Enhanced market position
Many organizations have also adopted environmental purchasing policies for traditional business reasons such as:
- Recognizing market preferences, and serving customers who have a stated interest in “environmentally friendly” products and practices
- Distinguishing an organization and its products from competitors
- Increasing operating efficiency
- Joining an industry or international market trend to capture market share
- Improved compliance with environmental regulations
Ease of implementation
An EPP strategy is
compatible with existing purchasing programs. Minor policy changes can produce
great effects for an organization that is not currently considering long-term
costs for each purchase. What purchaser would argue with eliminating
unnecessary purchases or reducing overall costs?
Organizations can easily try implementation on a limited basis. Organizations
can use a step-wise approach to implementation. As the results for early
changes are measured and understood, spreading the practice to other products
and services becomes easier. Purchasing professionals have tremendous influence
in the market. Suppliers who value your business will do what they can to
accommodate environmental standards you set for the products you purchase.
Closing the Loop
“Buying Recycled” supports our recycling programs by closing the recycling loop. Historically, the focus of recycling has been on collecting recyclables. Very little attention was given to purchasing recycled products. With a plentiful supply of common recyclables and a low demand for recycled products, the market prices for recyclable materials were low. In some areas of the country, there simply was a glut of recyclable materials. As a result, the cost of the collection service often exceeded the revenue from the sale of the material in government facility recycling programs. This is a function of the simple economic concept of supply and demand. A solution to the economic woes of recycling programs is to increase the demand for recycled content products by preferentially buying them. This is the number-one reason why we should buy recycled.
Increasing the demand for recycled products will provide an incentive for manufacturers to develop new technologies for using recovered materials. Implementing affirmative procurement will create that demand. As technologies are developed and improved, prices of recycled products will become more competitive and the quality of recycled products will continue to improve. Buying recycled has a number of environmental benefits.
- It results in energy savings. For example, it takes 95 percent less energy to manufacture an aluminum can from an old aluminum can than it does to make a can from raw materials, because energy is not expended to mine and refine the bauxite ore.

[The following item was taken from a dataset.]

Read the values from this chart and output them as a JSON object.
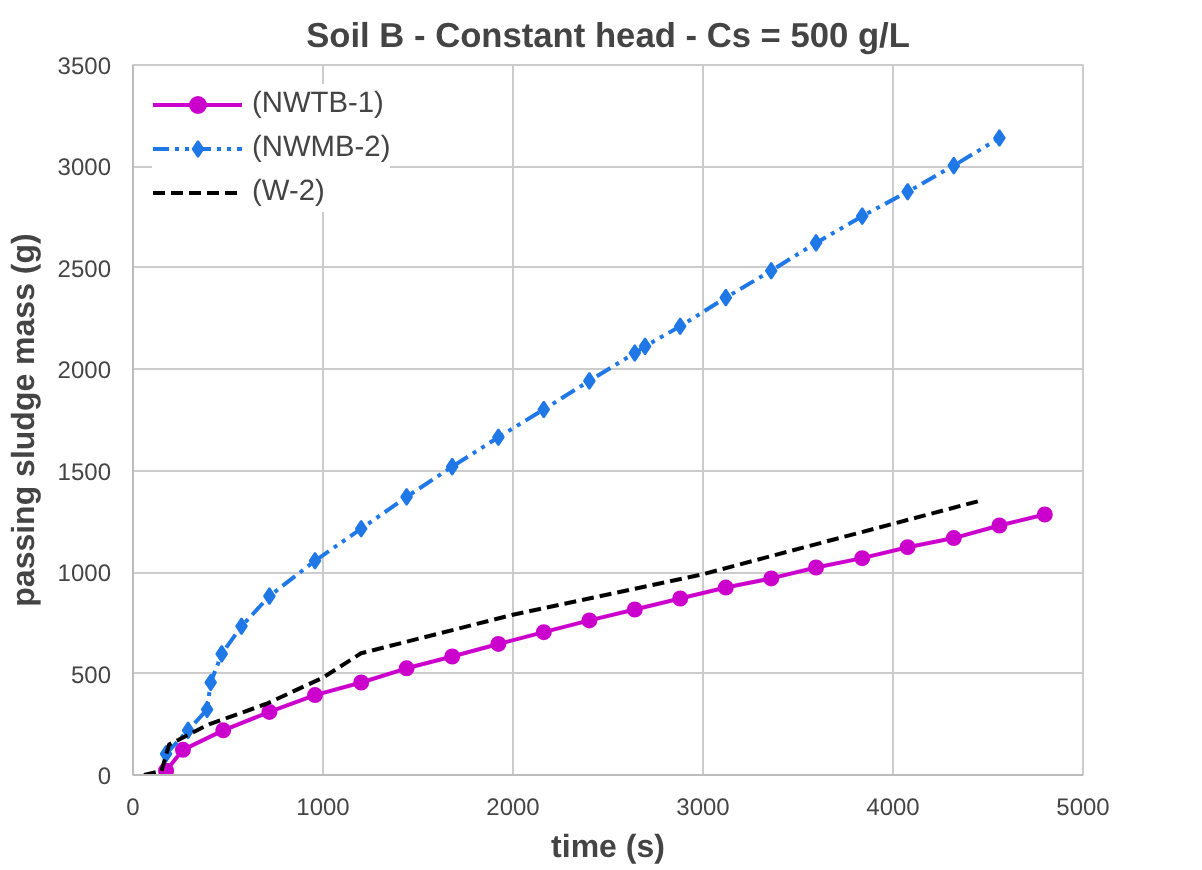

- It conserves resources. Obviously, fewer raw materials are used if products are made from materials taken from the waste stream. In addition, the materials diverted from the waste stream will not reach a landfill or incinerator. Reductions in landfilling and incineration will result in less environmental contamination and longer service lives for these facilities.

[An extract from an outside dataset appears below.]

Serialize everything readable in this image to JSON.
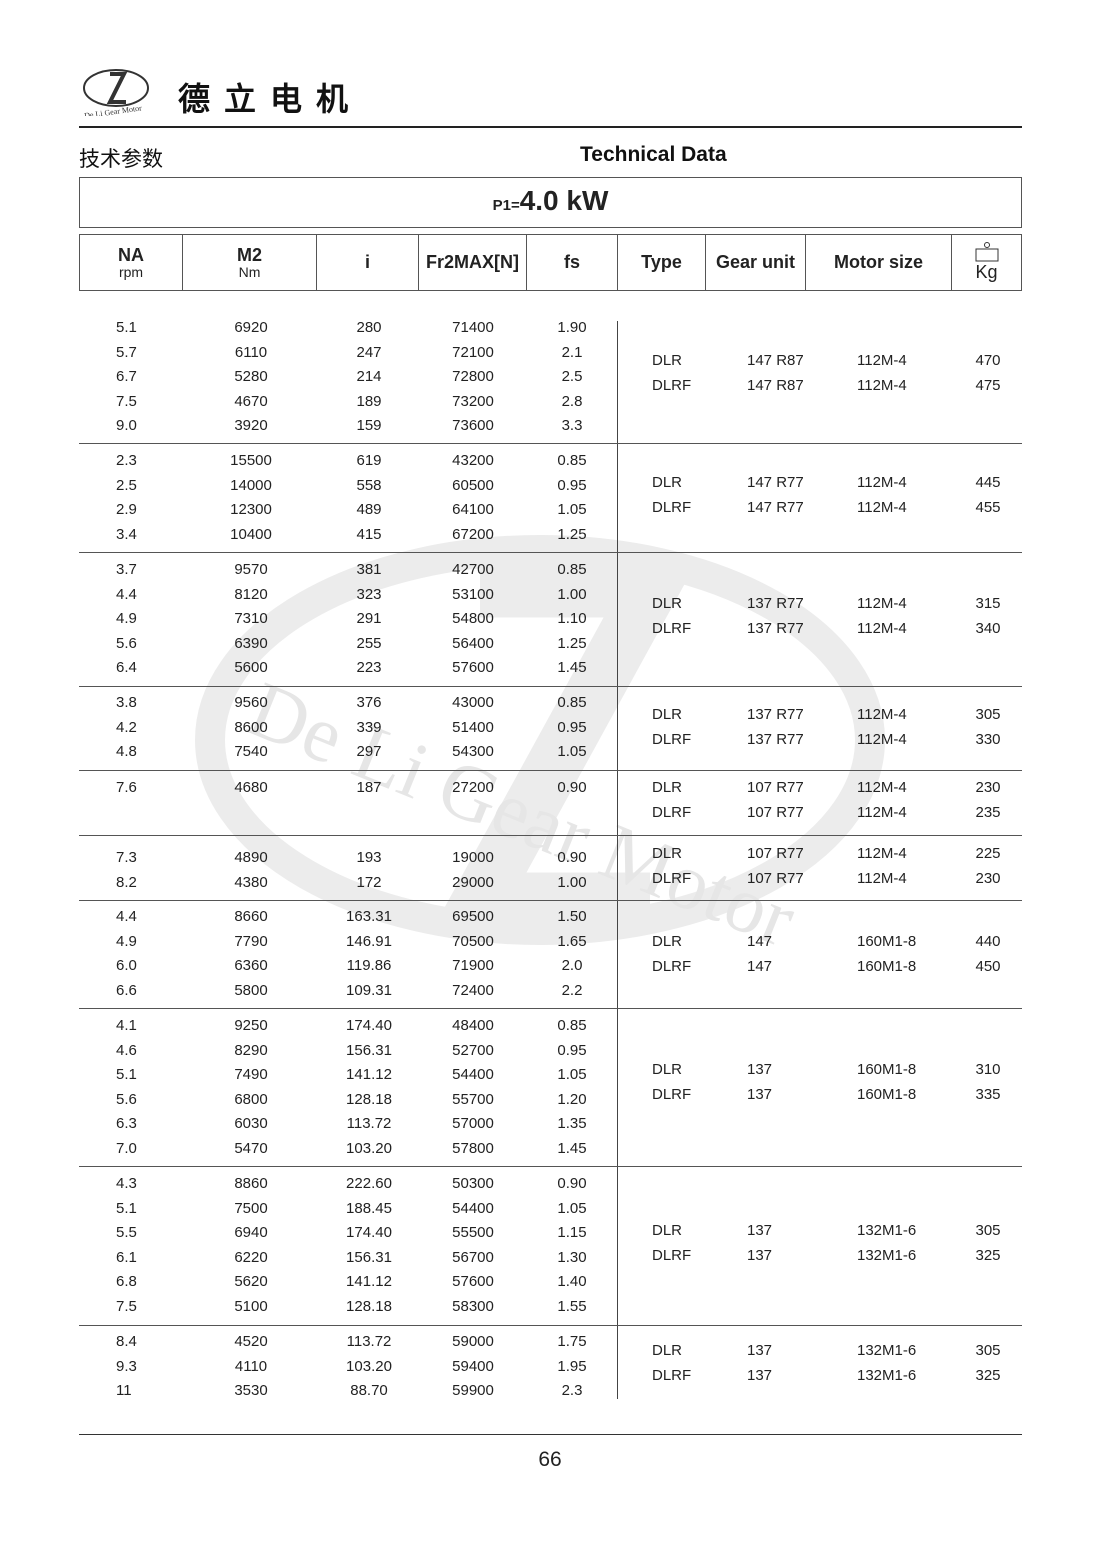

- Recovered materials provide feedstocks for several domestic industries, including steel, aluminum, and paper.
- The recycling industry provides jobs for many Americans.
Buying recycled products has economic benefits as well. The prices of many recycled products are lower or comparable to the non-recycled alternatives. However, even when initial costs are higher, often the long-term costs are reduced due to durability, less maintenance, reduced energy usage, and reduced disposal costs.